Concorso straordinario, l’ex ministro dell’Istruzione, Lorenzo Fioramonti, è intervenuto quest’oggi, giovedì 1 ottobre, come ospite della trasmissione di La7, Omnibus. Fioramonti ha parlato del concorso straordinario docenti di scuola superiore.

Concorso straordinario, Fioramonti: ‘I concorsi andavano fatti come avevo previsto io’

‘L’errore è stato quello, non tanto di non fare i concorsi, anzi si devono fare regolarmente. In Italia, invece – afferma Fioramonti – i concorsi vengono fatti sempre tardi, vengono fatti spesso male e impugnati, quindi poi chi vince i concorsi resta in un limbo per anni perché tra Tar e Consiglio di Stato non si sa mai che fine si deve fare. Tra l’altro, l’ultimo concorso da Dirigente Scolastico in cui è coinvolta la ministra Azzolina è impugnato dal Tar e vedremo se, alla fine di questo mese, il Consiglio di Stato lo annullerà o meno. Quindi, è un grandissimo disordine anche dal punto di vista dirigenziale. Quindi, andavano fatti i concorsi come avevo previsto io: a gennaio erano pronti, si facevano i concorsi subito, invece il governo ha deciso di rinviare per una serie di motivi tra cui la divisione del Ministero in due pezzi e il fatto che la ministra abbia deciso di rimuovere i dirigenti da me nominati che seguivano la faccenda del concorso.’

Fioramonti: ‘Precari storici? Ecco come si doveva fare’

‘Questo ha provocato un ritardo di alcuni mesi – ha proseguito l’ex ministro pentastellato – è arrivato il Covid, ci si è resi conto che non si poteva più fare e a quel punto bisognava fare una cosa soltanto: il concorso si fa, ma lo si fa per titoli e servizio e poi dopo un anno si fa una prova selettiva in uscita, chi è confermato resta, chi non è confermato torna a casa.

Tanto le persone che fanno il concorso già sono in cattedra, perché sono tutti precari con più annualità di servizio, non è che queste persone non insegnano, già insegnano.

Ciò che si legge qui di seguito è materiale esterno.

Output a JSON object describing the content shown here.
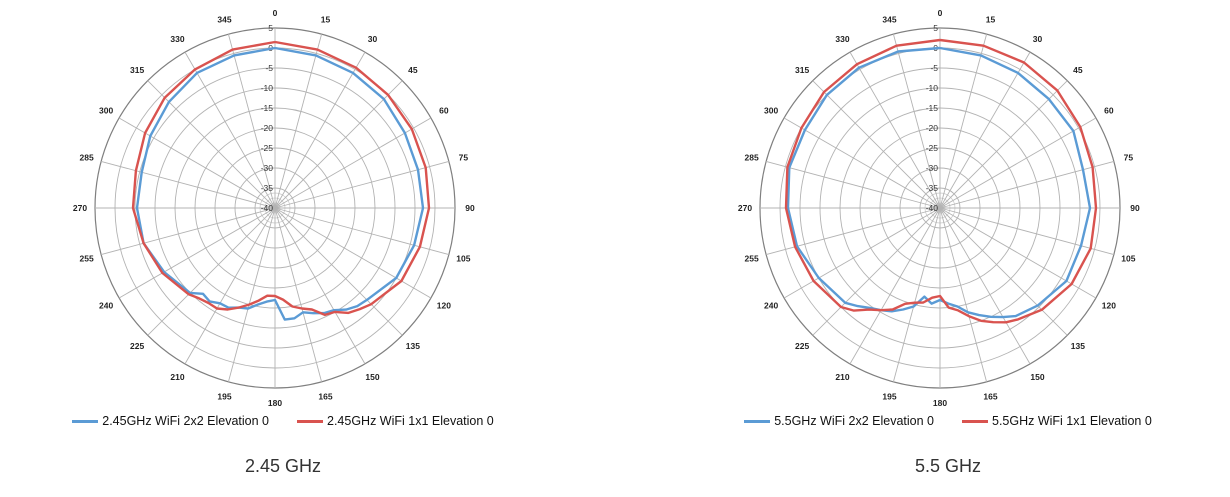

Si doveva dire, 32mila di voi diventano di ruolo provvisoriamente per un anno: alla fine dell’anno di prova, fai una prova altamente selettiva ma a quel punto io sono in grado di dire chi ha avuto la possibilità di dimostrare la propria competenza e chi non l’ha fatto.’

‘Concorso straordinario durerà mesi e sarà l’ennesimo fallimento’

‘In questo modo si risolvevano tutti i problemi – ha continuato Fioramonti – Invece si è insistito in una modalità di concorso selettivo che è difficile da realizzare. Io avevo previsto una prova tutta fatta al computer in cui alla fine della prova sai se sei passato o meno. Ora, invece, ci sono delle prove aperte che richiederanno delle commissioni che dovranno valutarle e quindi si apriranno dei tempi molto più lunghi. Io ve lo dico, questo concorso durerà mesi, verrà impugnato perché le persone che si ammalano andranno dai giudici per dire ‘sono stato escluso da un concorso senza giusta causa’ e a quel punto rimarremo nel limbo della magistratura per i prossimi anni. L’ennesimo fallimento sulla scuola’, ha concluso l’ex ministro.